Bersama kedua anaknya, masing-masing CJL, yang merupakan korban kasus tersebut, dan CAL, mereka bertemu Agus Nahak, begitu tiba di Rote. Dua orang keluarganya juga ikut mendampingi.
Pertemuan itu baginya merupakan sesuatu hal yang tak pernah disangka. Keluarganya dibilang terbatas, tak punya koneksi ke mana-mana.
“Kami tak punya apa-apa pak. Saya hanya seorang ibu rumah tangga, dengan empat orang anak,” kata Marince.

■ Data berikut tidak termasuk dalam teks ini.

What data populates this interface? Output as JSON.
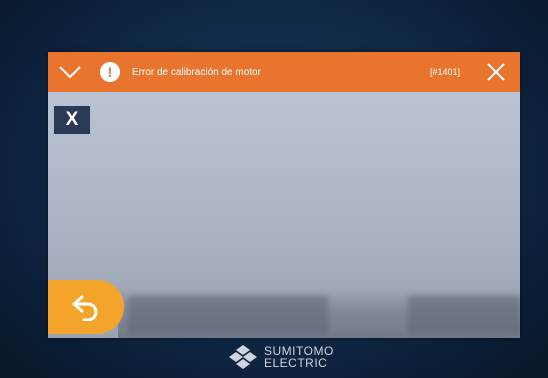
{
  "alert": {
    "message": "Error de calibración de motor",
    "code": "[#1401]",
    "collapse_icon": "chevron-down-icon",
    "warning_icon": "exclamation-icon",
    "warning_symbol": "!",
    "close_icon": "close-icon",
    "color": "#e8742e"
  },
  "dismiss_button": {
    "label": "X",
    "color": "#2b3a57"
  },
  "back_button": {
    "icon": "back-arrow-icon",
    "color": "#f2a52a"
  },
  "brand": {
    "line1": "SUMITOMO",
    "line2": "ELECTRIC",
    "logo_icon": "sumitomo-logo-icon"
  }
}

Pertemuan yang berlangsung sekitar dua jam itu, diisi cerita kilas balik peristiwa yang menimpa putri sulungnya, CJL.
Itu disampaikan secara runut kepada Agus Nahak, yang berkapasitas sebagai ketua dewan etik perlindungan Nasional anak Indonesia.
Bahwa, sebagai seorang ibu yang melahirkan CJL, ia begitu terpukul dalam sedihnya melihat anaknya, menjalani hari-hari hidupnya. Beban yang ditanggungya sangat berat di saat yang belum tepat.
“Ini anak saya, dia ini yang korban. Kalau yang ini adiknya, yang saat kejadian tanggal 24 Desember, bersama kakanya di rumah,” kata Marince, memperkenalkan kedua anaknya saat jumpa Agus Nahak.
“Yang kakak saat ini 15 tahun. Adiknya 14 tahun. Sama-sama di kelas 10 SMA,” sambungnya.
Agus Nahak, langsung menyampaikan komitmenya kepada keluarga korban. Bahwa untuk kasus yang bersifat khusus itu, pihaknya tak tinggal diam.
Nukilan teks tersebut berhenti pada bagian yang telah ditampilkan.